Medi-Cal wants to see “Medi-Cal” as the Receiver Name in loop 1000B, element NM103 and requires "610442" in loop 1000B, element NM109.
In loop 2010AA (Billing Provider Name), position 35, segment ID REF of an X12N 837 version 4010A1 Institutional claim, it appears from the Medi-Cal Companion Guide that two choices are possible for Billing Provider Secondary Identification: the Employer's Identification Number (EIN)/Social Security Number (SSN) or the Medi-Cal Provider Number.

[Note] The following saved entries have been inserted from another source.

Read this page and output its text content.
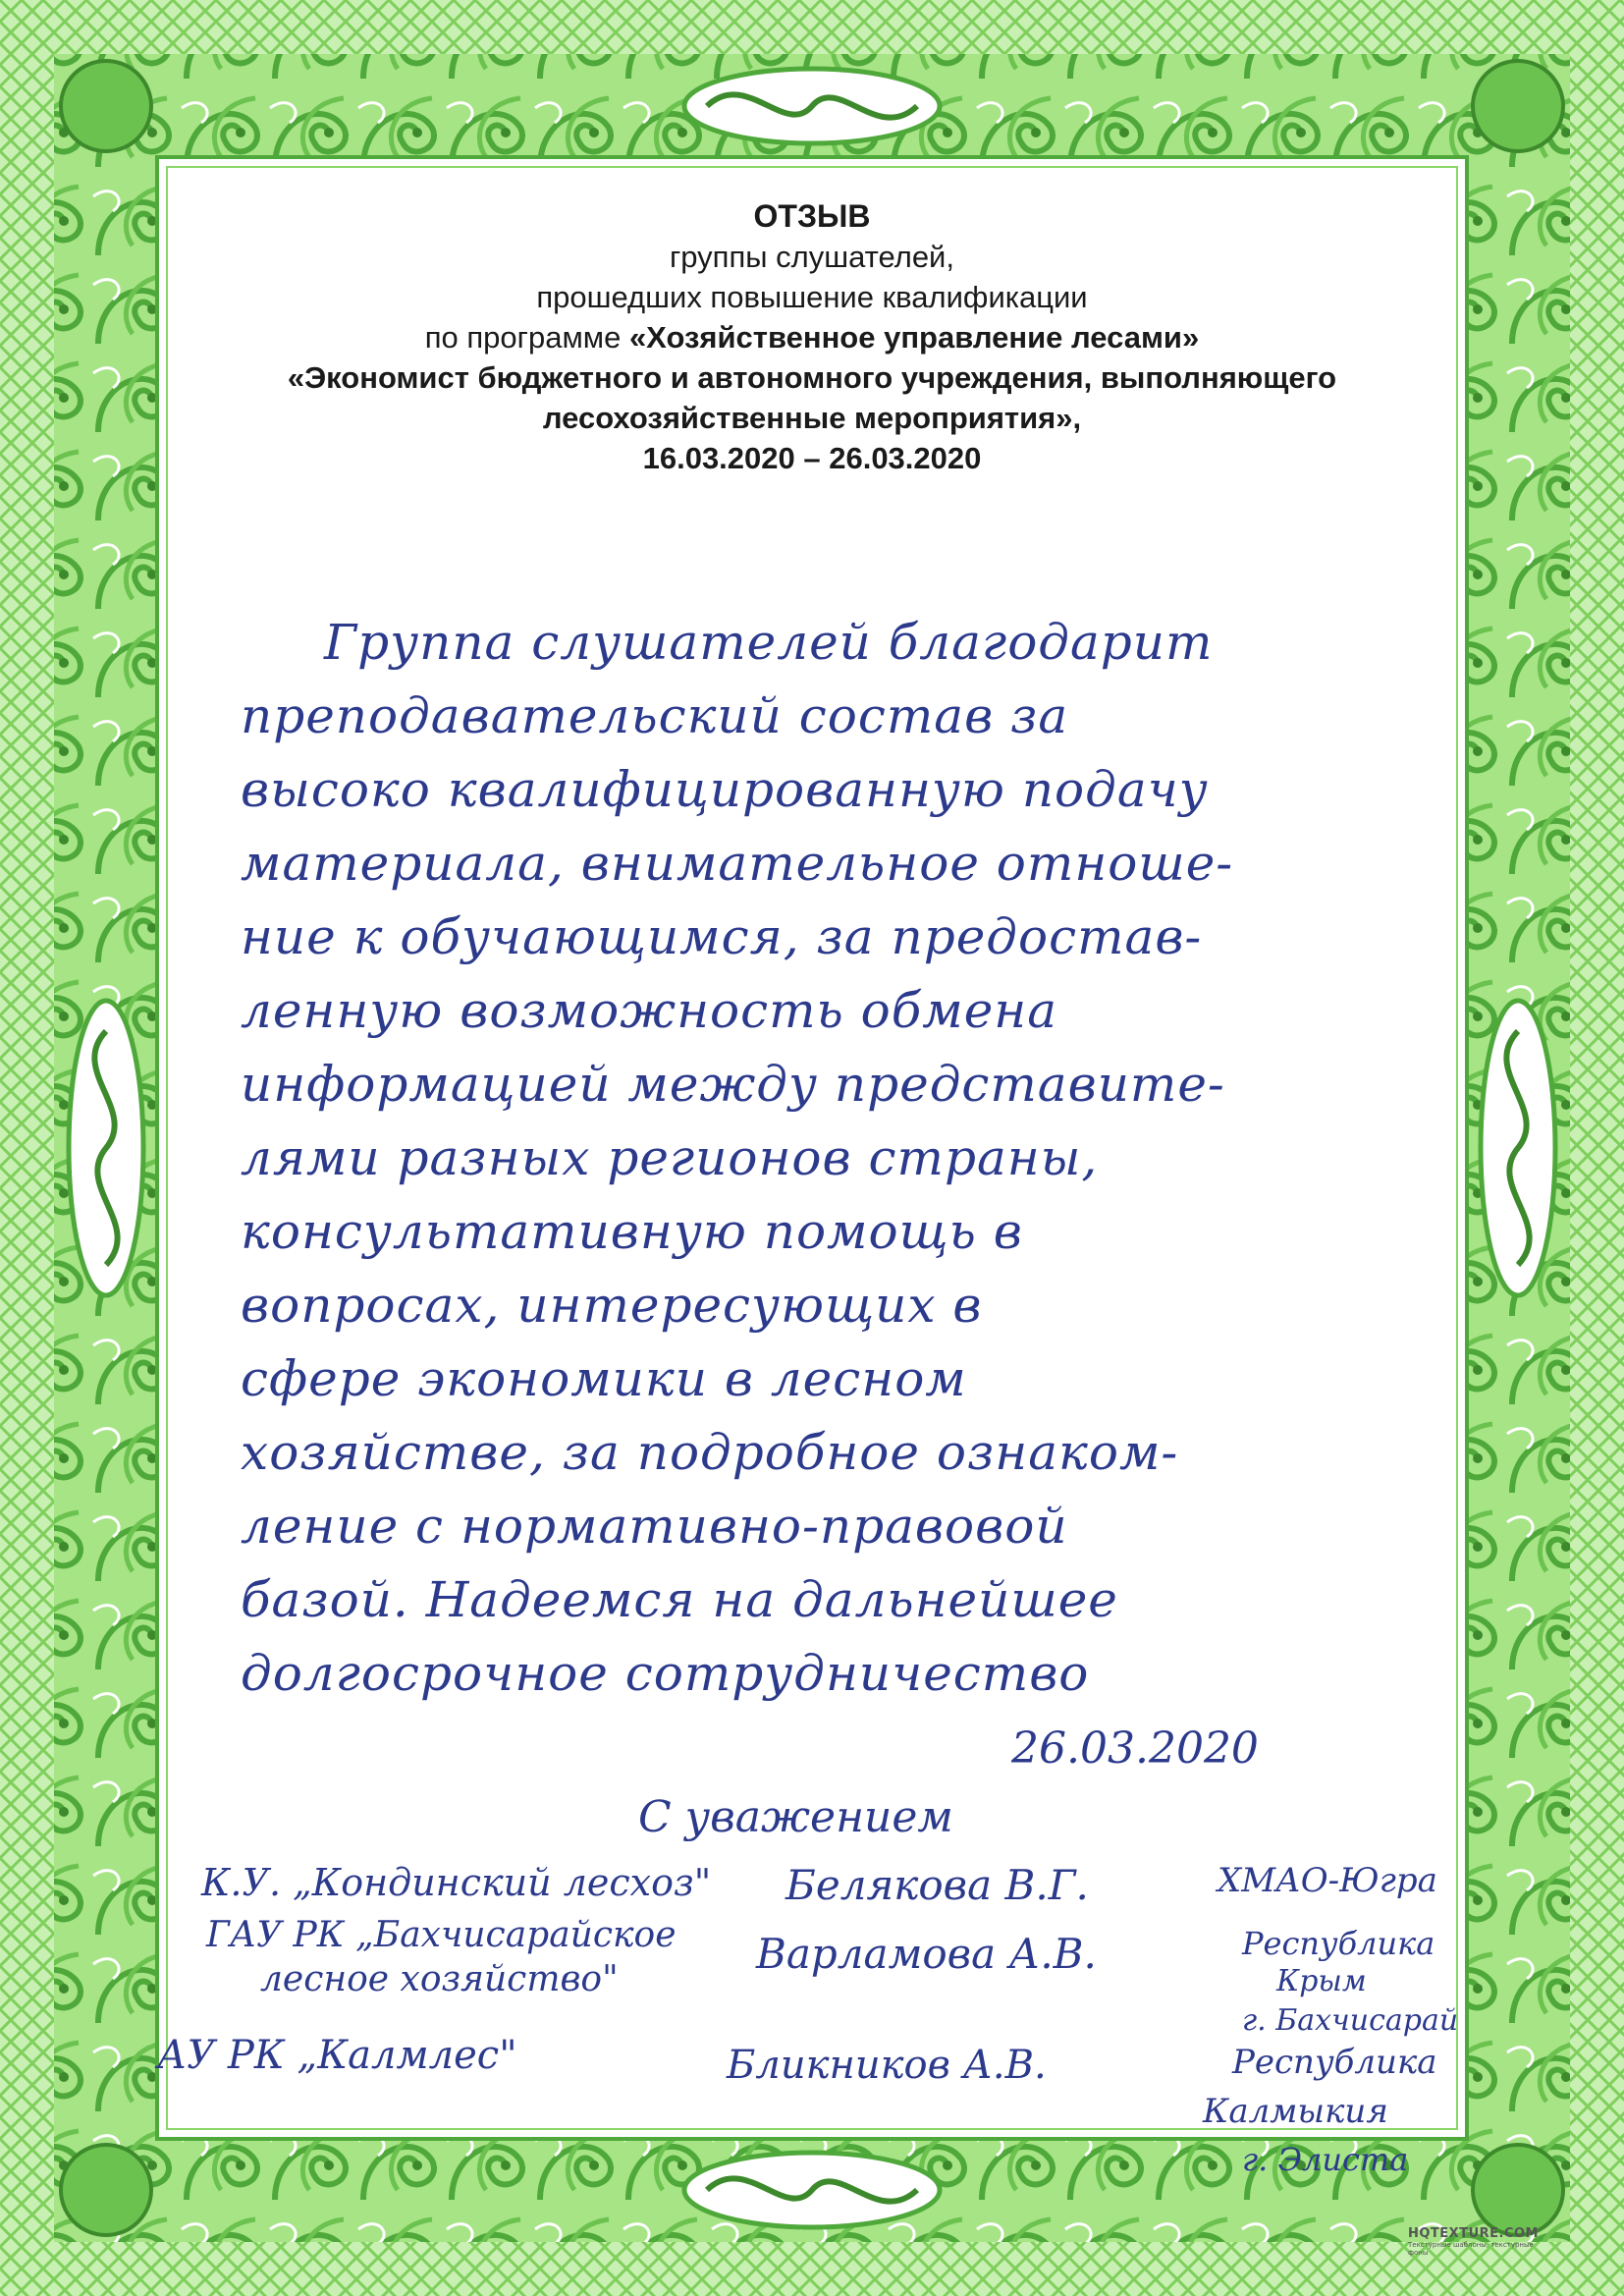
ОТЗЫВ
группы слушателей,
прошедших повышение квалификации
по программе «Хозяйственное управление лесами»
«Экономист бюджетного и автономного учреждения, выполняющего
лесохозяйственные мероприятия»,
16.03.2020 – 26.03.2020
Группа слушателей благодарит
преподавательский состав за
высоко квалифицированную подачу
материала, внимательное отноше-
ние к обучающимся, за предостав-
ленную возможность обмена
информацией между представите-
лями разных регионов страны,
консультативную помощь в
вопросах, интересующих в
сфере экономики в лесном
хозяйстве, за подробное ознаком-
ление с нормативно-правовой
базой. Надеемся на дальнейшее
долгосрочное сотрудничество
26.03.2020
С уважением
К.У. „Кондинский лесхоз" Белякова В.Г.	ХМАО-Югра
ГАУ РК „Бахчисарайское
лесное хозяйство"
Варламова А.В.	Республика
Крым
г. Бахчисарай
АУ РК „Калмлес"	Бликников А.В.	Республика
Калмыкия
г. Элиста
HQTEXTURE.COM
Текстурные шаблоны, текстурные фоны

Is this choice based on what a provider uses as their Primary Billing Provider Identifier in loop 2010AA, position 015, data element NM109? Should the EIN be used as the Primary Billing Provider Identifier in NM109? Even though the REF segment is situational, should field REF02 be populated with a Medi-Cal Provider Number?
Yes. The billing provider should enter their EIN or SSN in loop 2010AA, data element NM109 (Identification Code). The provider’s Medi-Cal ID should go in loop 2010AA, data element REF02.
Currently, Medi-Cal recipients do not have Group Numbers. The HIPAA Implementation Guide states that if the Group Number is blank in loop 2000B (Subscriber Loop), position 005, element SBR03 of an X12N 837 version 4010A1 Institutional claim, there must be a Group Name entered in element SBR04. What values should be placed in these fields for Medi-Cal recipients?
The HIPAA Implementation Guide states that element SBR04 (Group Name) is required if there is a group number. There is not a group number for Medi-Cal recipients. Therefore, there is not a group name.